The Otherside of the Web Page

I’d like to introduce you to three fellas who keep our website running. They are important in our life. And in your life too. Without the guys who do tedious, frustrating and creative web stuff, I couldn’t focus on growing good bulbs, nor could you read about or buy them for your garden.

What’s behind the web as we know it is crazy complicated.  For example, in web guy world, the chicken scratch below means something. Click on it to see where it leads, what it means in normal people world.



You don’t want to look too closely at what they do. But you do want to look at the handsome, creative types that keep our shopping, advice and plants looking good. Probably, you see them hunkered over laptops at coffee shops.  That’s where I often meet them, me dirty and drenched, them trying to make me look good via the web.

The people behind our lily farm web world don’t get enough praise. There are no dramatic pictures of them. No poems or songs. But they get it; they share the love of earth, dirt and plants. They use their technology and taste to make finding great plants fun and easy for you too.

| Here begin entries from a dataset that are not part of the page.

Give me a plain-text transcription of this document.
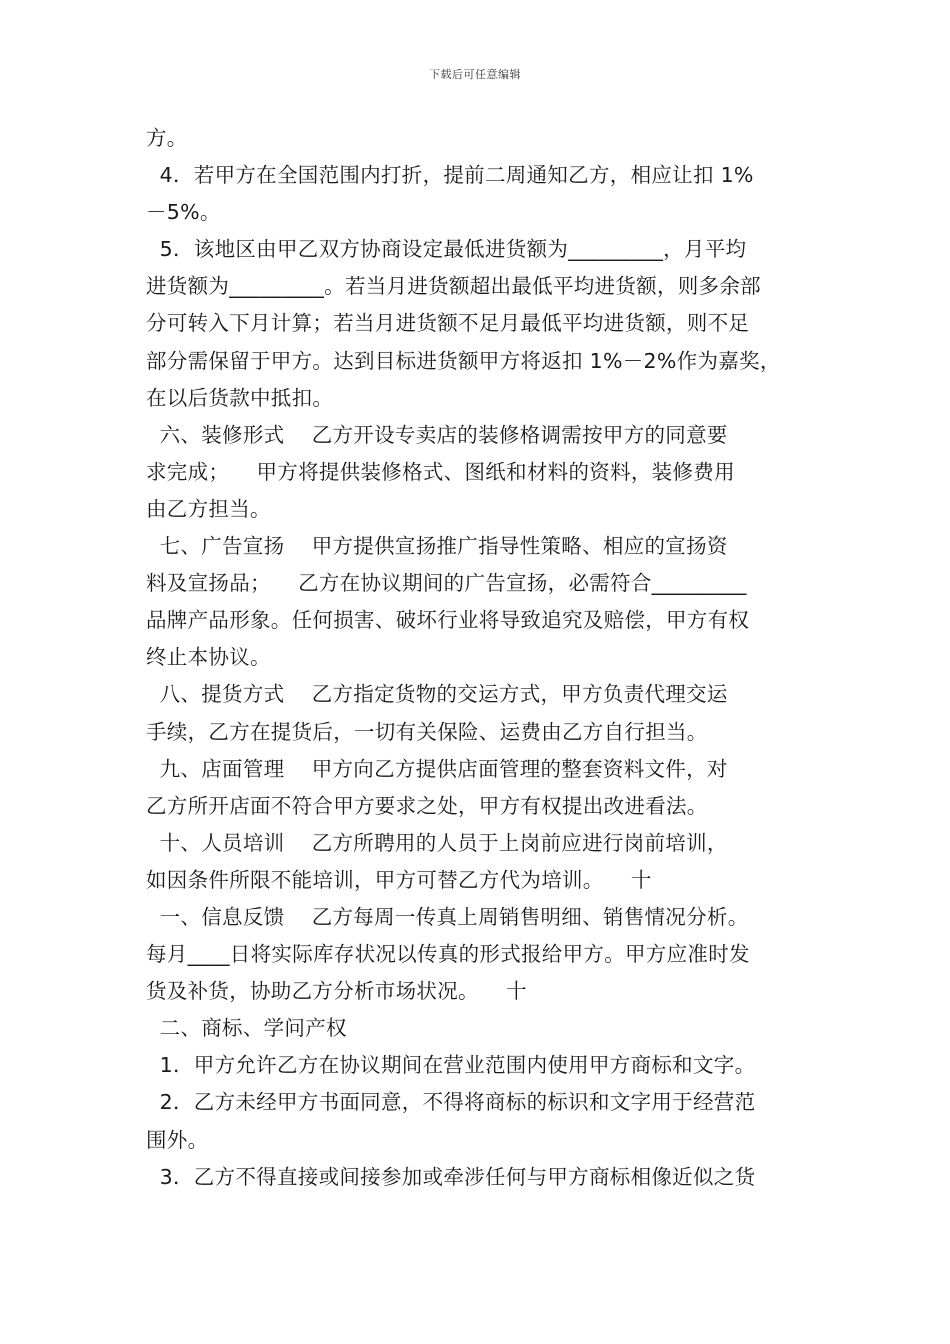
下载后可任意编辑
方。
4．若甲方在全国范围内打折，提前二周通知乙方，相应让扣 1%
－5%。
5．该地区由甲乙双方协商设定最低进货额为_________，月平均
进货额为_________。若当月进货额超出最低平均进货额，则多余部
分可转入下月计算；若当月进货额不足月最低平均进货额，则不足
部分需保留于甲方。达到目标进货额甲方将返扣 1%－2%作为嘉奖，
在以后货款中抵扣。
六、装修形式    乙方开设专卖店的装修格调需按甲方的同意要
求完成；    甲方将提供装修格式、图纸和材料的资料，装修费用
由乙方担当。
七、广告宣扬    甲方提供宣扬推广指导性策略、相应的宣扬资
料及宣扬品；    乙方在协议期间的广告宣扬，必需符合_________
品牌产品形象。任何损害、破坏行业将导致追究及赔偿，甲方有权
终止本协议。
八、提货方式    乙方指定货物的交运方式，甲方负责代理交运
手续，乙方在提货后，一切有关保险、运费由乙方自行担当。
九、店面管理    甲方向乙方提供店面管理的整套资料文件，对
乙方所开店面不符合甲方要求之处，甲方有权提出改进看法。
十、人员培训    乙方所聘用的人员于上岗前应进行岗前培训，
如因条件所限不能培训，甲方可替乙方代为培训。    十
一、信息反馈    乙方每周一传真上周销售明细、销售情况分析。
每月____日将实际库存状况以传真的形式报给甲方。甲方应准时发
货及补货，协助乙方分析市场状况。    十
二、商标、学问产权
1．甲方允许乙方在协议期间在营业范围内使用甲方商标和文字。
2．乙方未经甲方书面同意，不得将商标的标识和文字用于经营范
围外。
3．乙方不得直接或间接参加或牵涉任何与甲方商标相像近似之货
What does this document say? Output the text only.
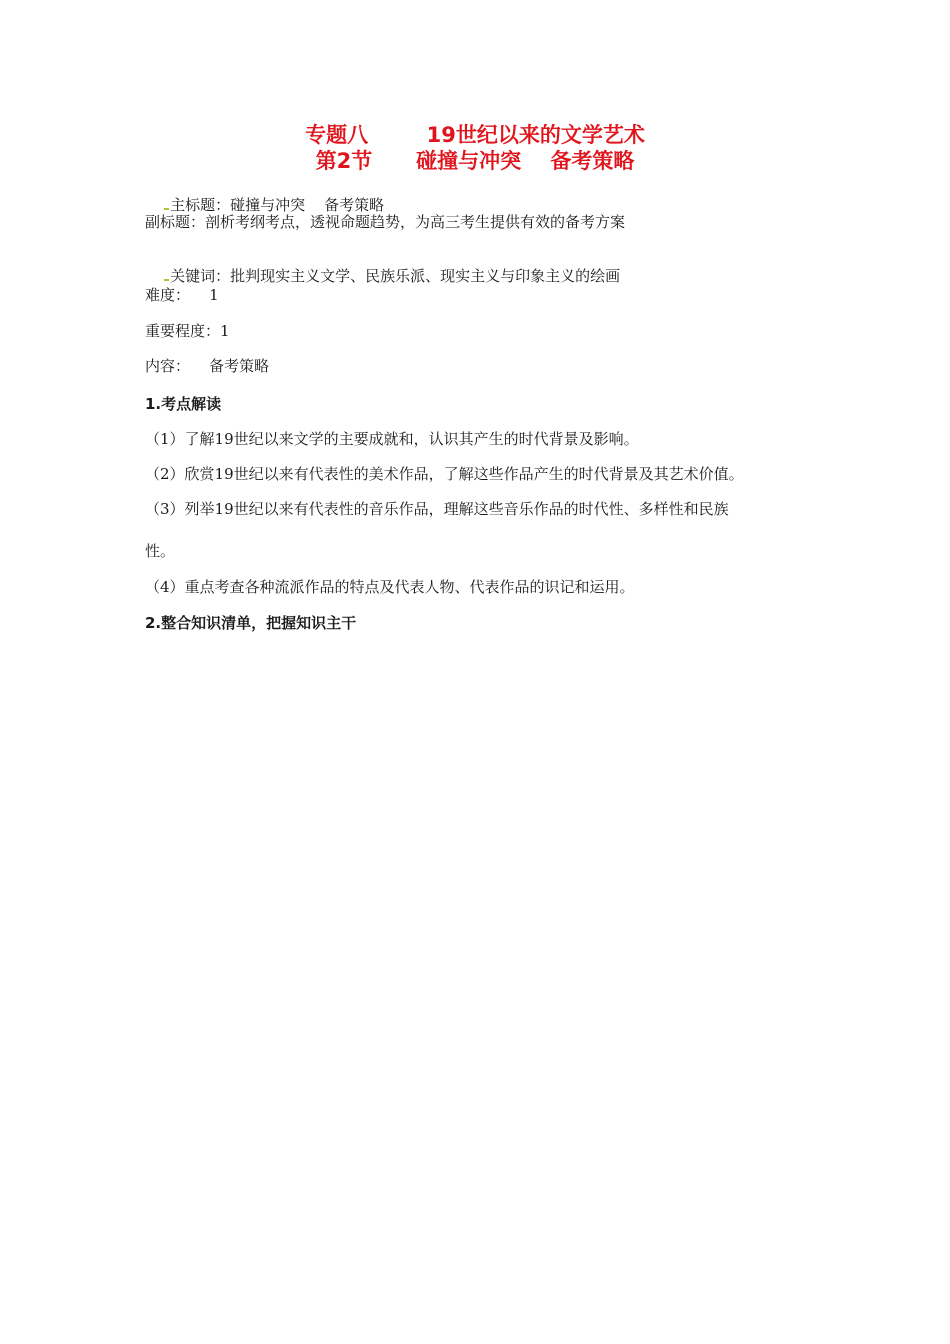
专题八        19世纪以来的文学艺术
第2节      碰撞与冲突    备考策略

主标题：碰撞与冲突    备考策略

副标题：剖析考纲考点，透视命题趋势，为高三考生提供有效的备考方案

关键词：批判现实主义文学、民族乐派、现实主义与印象主义的绘画

难度：    1
重要程度：1
内容：    备考策略
1.考点解读
（1）了解19世纪以来文学的主要成就和，认识其产生的时代背景及影响。
（2）欣赏19世纪以来有代表性的美术作品，了解这些作品产生的时代背景及其艺术价值。
（3）列举19世纪以来有代表性的音乐作品，理解这些音乐作品的时代性、多样性和民族
性。
（4）重点考查各种流派作品的特点及代表人物、代表作品的识记和运用。
2.整合知识清单，把握知识主干
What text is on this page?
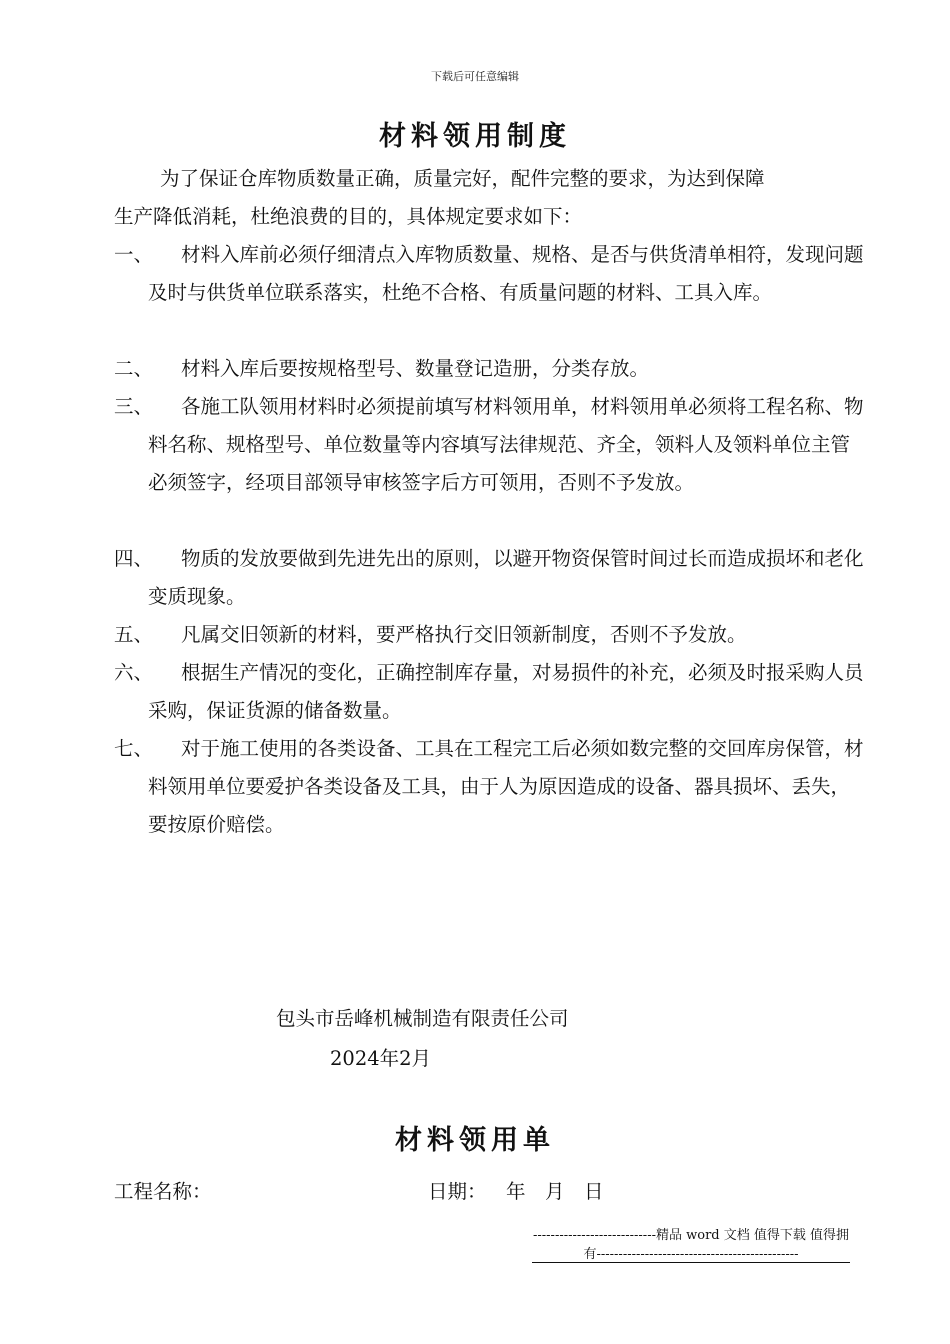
下载后可任意编辑
材料领用制度
为了保证仓库物质数量正确，质量完好，配件完整的要求，为达到保障
生产降低消耗，杜绝浪费的目的，具体规定要求如下：
一、	材料入库前必须仔细清点入库物质数量、规格、是否与供货清单相符，发现问题及时与供货单位联系落实，杜绝不合格、有质量问题的材料、工具入库。
二、	材料入库后要按规格型号、数量登记造册，分类存放。
三、	各施工队领用材料时必须提前填写材料领用单，材料领用单必须将工程名称、物料名称、规格型号、单位数量等内容填写法律规范、齐全，领料人及领料单位主管必须签字，经项目部领导审核签字后方可领用，否则不予发放。
四、	物质的发放要做到先进先出的原则，以避开物资保管时间过长而造成损坏和老化变质现象。
五、	凡属交旧领新的材料，要严格执行交旧领新制度，否则不予发放。
六、	根据生产情况的变化，正确控制库存量，对易损件的补充，必须及时报采购人员采购，保证货源的储备数量。
七、	对于施工使用的各类设备、工具在工程完工后必须如数完整的交回库房保管，材料领用单位要爱护各类设备及工具，由于人为原因造成的设备、器具损坏、丢失，要按原价赔偿。
包头市岳峰机械制造有限责任公司
2024年2月
材料领用单
工程名称：	日期： 年 月 日
----------------------------精品 word 文档 值得下载 值得拥有----------------------------------------------
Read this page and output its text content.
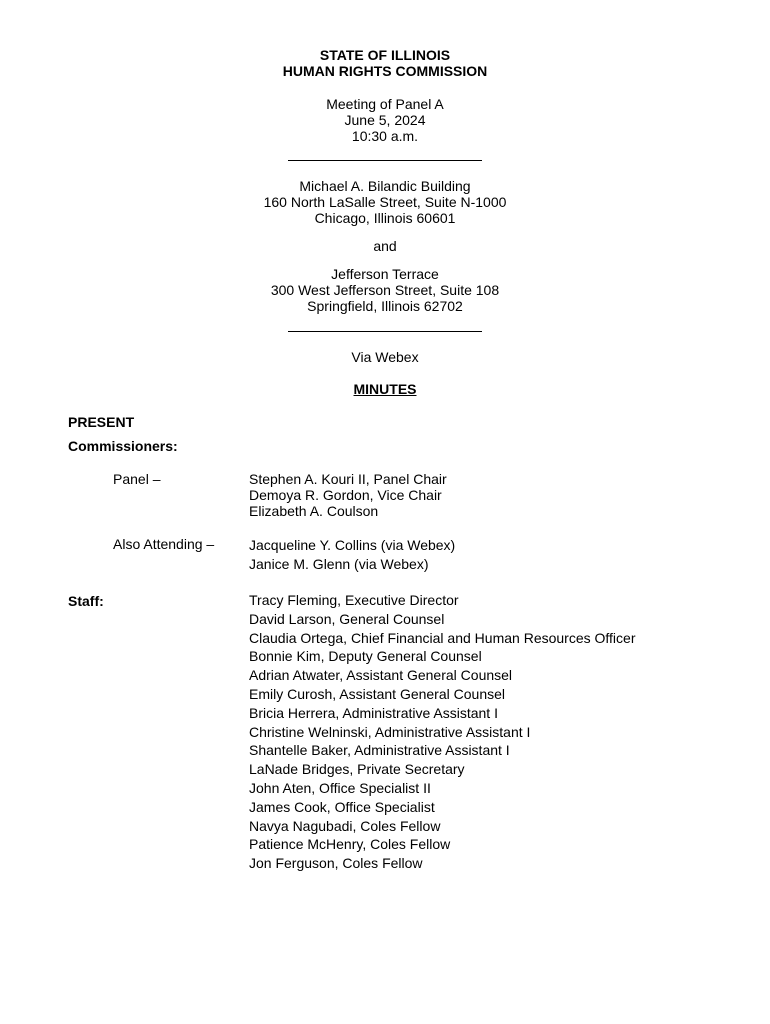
STATE OF ILLINOIS
HUMAN RIGHTS COMMISSION
Meeting of Panel A
June 5, 2024
10:30 a.m.
Michael A. Bilandic Building
160 North LaSalle Street, Suite N-1000
Chicago, Illinois 60601
and
Jefferson Terrace
300 West Jefferson Street, Suite 108
Springfield, Illinois 62702
Via Webex
MINUTES
PRESENT
Commissioners:
Panel –	Stephen A. Kouri II, Panel Chair
Demoya R. Gordon, Vice Chair
Elizabeth A. Coulson
Also Attending – Jacqueline Y. Collins (via Webex)
Janice M. Glenn (via Webex)
Staff:	Tracy Fleming, Executive Director
David Larson, General Counsel
Claudia Ortega, Chief Financial and Human Resources Officer
Bonnie Kim, Deputy General Counsel
Adrian Atwater, Assistant General Counsel
Emily Curosh, Assistant General Counsel
Bricia Herrera, Administrative Assistant I
Christine Welninski, Administrative Assistant I
Shantelle Baker, Administrative Assistant I
LaNade Bridges, Private Secretary
John Aten, Office Specialist II
James Cook, Office Specialist
Navya Nagubadi, Coles Fellow
Patience McHenry, Coles Fellow
Jon Ferguson, Coles Fellow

Hunter Desportes manages the backside of our web page. I can’t tell you what he does exactly. But I can say “Hunter, make this one on sale and that one show up on the google map.'” And it does.  But Hunter also does rock and roll photography. He’s working on an Alice Cooper project today. He sells originals of David Bowie and he spends evenings photographing the up and coming bands. His own site is a fun one to click around for rock memories and is full of his fascination with nature. Check out 

You’ll find lots of stuff like this:

Young Barn Owls in Grain Silo Nest (1982)

When Hunter and I met, he was stationed in Copenhagen, making databases for the World Health Organization. We were technology early adapters, working across the ocean to make our nursery one of the earliest to sell plants on the web.  Hunter has created databases for Moore Botanical Garden and is working to make Historic Columbia Foundation the only publicly funded garden in South Carolina to offer access to a plant database on the web.

Kevin Sharp is behind the scenes in a different way. Kevin does technology, but it’s his eye, his taste, his innate love of people that sets the look, the feel, even the words of our web page.  For bigger companies, he does production of video commercials. His company manages our publications such as the the upcoming Gardening with Crinum Lilies 3. Kevin and his apprentice, young Kevin, also keep things fresh.  For example, right now they are going through every word of our web site, every product and click, to make sure things are updated. (obviously, I don’t always have time to correct the slew of problems they point out.)

Kevin’s is a full scope production company.  They can work with anyone from tractor driving civil engineers to yoga studios, nuns and lily farms. Here’s a link to a comprehensive project on their web site:  Artisan Creative Group.  In their Augusta, GA offices, they make videos, a passion of Kevin’s.  In the past, Kevin lived in France,working for the American  film industry to ensure that translations, turns of phrase and even clothing were accurate and real. That’s what a production company does; keeps things real but highlights the story, the sex appeal and sometimes the sweat.

Photography stresses me. So photographer Patrick Beisman visits the farm, before dawn, after dusk, whatever time is best to capture the spirit. You’ve seen his garden and lily pictures.  The contrast to some of his industrial work is startling and beautiful. He does portraits, homes and events too. Sometimes, like for the photo below, Patrick has to work really hard to make us look good.

There are lots of other people who make our lily farm work and speak. We’re lucky to have personal friendships with them and to know they are dedicated to sharing this farm and this message of caring for the earth.

A big thanks to all the people who focus on things behind the scenes so we can focus on growing great plants -- Jenks & Tom

A big thanks to all the people who focus on things behind the scenes so we can focus on growing great plants — Jenks & Tom








  1. Annette P. Kahn on August 13, 2016 at 5:02 pm

    Nice article! Question: I was digging Crinum yesterday from my original garden to move to my permanent garden. I accidentally nicked a couple larger bulbs. Should. Let them cure a while before replanting? MIT is very wet n south LA right now. Basal plates were not damaged. Thanks. Annette

  2. Will on October 5, 2016 at 11:42 am

    First chance in a while to slow down and enjoy a leisurely stroll through the crinum web site…it’s a delight, as usual. I’m especially pleased to see this wonderful page devoted to the backenders. Bravo to all.